Social work student looks forward to grassroots service work

During a service-learning trip to Oaxaca, Mexico, when she was 18, Jacquelyn Eisenberg taught a family to brush their teeth for the first time. One of the children was a girl Jacquelyn’s age. That experience set Eisenberg on the path of social work.

Since then, she’s been a mentor and tutor for at-risk youth in the U.S., worked to raise awareness of AIDS in Africa, taught English in Brazil and worked with the United Nations Population Fund in Sarajevo, Bosnia-Herzegovina. And, she’s just getting started.

“I just fell in love with the work,” Eisenberg says.

During her Peace Corps work as an HIV/AIDS health extension worker in Swaziland, a sub-Saharan African country, she realized she needed to continue her education. She had earned a BA from the University of Colorado-Boulder in 2002. With programs in both social work and international studies, DU fit her criteria for graduate schools.

Since 2006, she’s been pursuing an MSW at DU’s Graduate School of Social Work. Eisenberg’s concentration is community practice, which includes leadership, empowerment, policy, planning and advocacy. This fall, she began courses toward a certificate of global health from DU’s Graduate School of International Studies.

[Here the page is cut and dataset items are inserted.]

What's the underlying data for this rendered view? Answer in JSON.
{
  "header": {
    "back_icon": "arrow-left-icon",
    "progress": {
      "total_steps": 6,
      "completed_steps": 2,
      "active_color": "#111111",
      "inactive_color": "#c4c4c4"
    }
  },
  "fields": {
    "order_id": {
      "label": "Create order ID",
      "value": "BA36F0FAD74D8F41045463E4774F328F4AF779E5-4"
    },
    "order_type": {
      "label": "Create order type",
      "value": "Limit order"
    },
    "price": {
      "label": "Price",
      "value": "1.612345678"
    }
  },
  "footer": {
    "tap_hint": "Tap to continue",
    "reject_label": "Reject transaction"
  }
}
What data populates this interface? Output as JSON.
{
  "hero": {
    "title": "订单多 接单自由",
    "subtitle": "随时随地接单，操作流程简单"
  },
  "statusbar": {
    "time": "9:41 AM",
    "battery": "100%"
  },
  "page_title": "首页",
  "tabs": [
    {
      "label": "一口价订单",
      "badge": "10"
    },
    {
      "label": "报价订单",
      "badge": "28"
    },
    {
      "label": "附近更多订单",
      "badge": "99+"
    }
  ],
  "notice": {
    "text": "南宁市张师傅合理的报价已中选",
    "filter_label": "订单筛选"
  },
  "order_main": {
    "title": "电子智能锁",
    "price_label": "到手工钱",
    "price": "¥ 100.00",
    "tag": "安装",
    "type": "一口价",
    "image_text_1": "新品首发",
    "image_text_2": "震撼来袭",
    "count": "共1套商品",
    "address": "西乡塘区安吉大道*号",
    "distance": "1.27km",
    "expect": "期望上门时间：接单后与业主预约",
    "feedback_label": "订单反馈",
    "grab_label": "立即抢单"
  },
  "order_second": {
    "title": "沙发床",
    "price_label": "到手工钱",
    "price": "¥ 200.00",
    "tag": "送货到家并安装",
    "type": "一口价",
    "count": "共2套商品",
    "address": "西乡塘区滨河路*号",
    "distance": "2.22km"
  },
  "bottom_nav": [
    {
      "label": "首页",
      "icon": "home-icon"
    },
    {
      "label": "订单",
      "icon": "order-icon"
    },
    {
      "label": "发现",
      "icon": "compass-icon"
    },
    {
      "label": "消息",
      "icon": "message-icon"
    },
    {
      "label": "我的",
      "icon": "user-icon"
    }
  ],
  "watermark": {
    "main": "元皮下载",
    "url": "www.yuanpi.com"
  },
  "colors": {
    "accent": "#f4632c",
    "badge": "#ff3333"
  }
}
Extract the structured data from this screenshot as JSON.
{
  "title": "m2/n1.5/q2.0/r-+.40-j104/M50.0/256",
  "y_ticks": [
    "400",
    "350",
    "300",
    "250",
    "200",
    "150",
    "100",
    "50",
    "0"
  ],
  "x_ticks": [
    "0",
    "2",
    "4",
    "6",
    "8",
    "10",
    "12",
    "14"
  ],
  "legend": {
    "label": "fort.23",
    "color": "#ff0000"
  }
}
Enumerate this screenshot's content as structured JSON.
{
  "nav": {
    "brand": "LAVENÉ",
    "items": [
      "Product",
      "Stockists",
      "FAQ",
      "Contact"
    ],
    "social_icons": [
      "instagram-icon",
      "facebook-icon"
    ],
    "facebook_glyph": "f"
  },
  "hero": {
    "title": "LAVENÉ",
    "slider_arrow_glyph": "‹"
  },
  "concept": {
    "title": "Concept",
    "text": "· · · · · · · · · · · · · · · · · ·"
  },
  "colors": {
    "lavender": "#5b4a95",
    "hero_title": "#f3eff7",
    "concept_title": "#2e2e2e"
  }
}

Shawna Margesson was Eisenberg’s professor for a community theories and practice course. She says from the moment she met Eisenberg, the student stood out from her peers.

“She did this by engaging in class dialogue, which clearly demonstrated a deep level of critical thinking,” Margesson says. “She also drew connections between what she was learning in class to her work in the community.”

Eisenberg’s community work includes her internship with the nonprofit Seeking Common Ground. She’s helping the organization develop a service-learning program that will take 16 Denver high school students to South Africa next March.

After she graduates next June, Eisenberg could go anywhere. She loves being overseas but says there are people in need everywhere. The one thing she knows is she doesn’t want to be behind a desk.

“I’d rather be on the ground, in the field getting dirty and developing the interpersonal relationships. I’m more of a grassroots girl, working one-on-one in partnership with people,” she says.

“The world will truly benefit from Jacque’s presence and focus in social work,” Margesson says. “She will make a difference. There is no doubt in my mind.”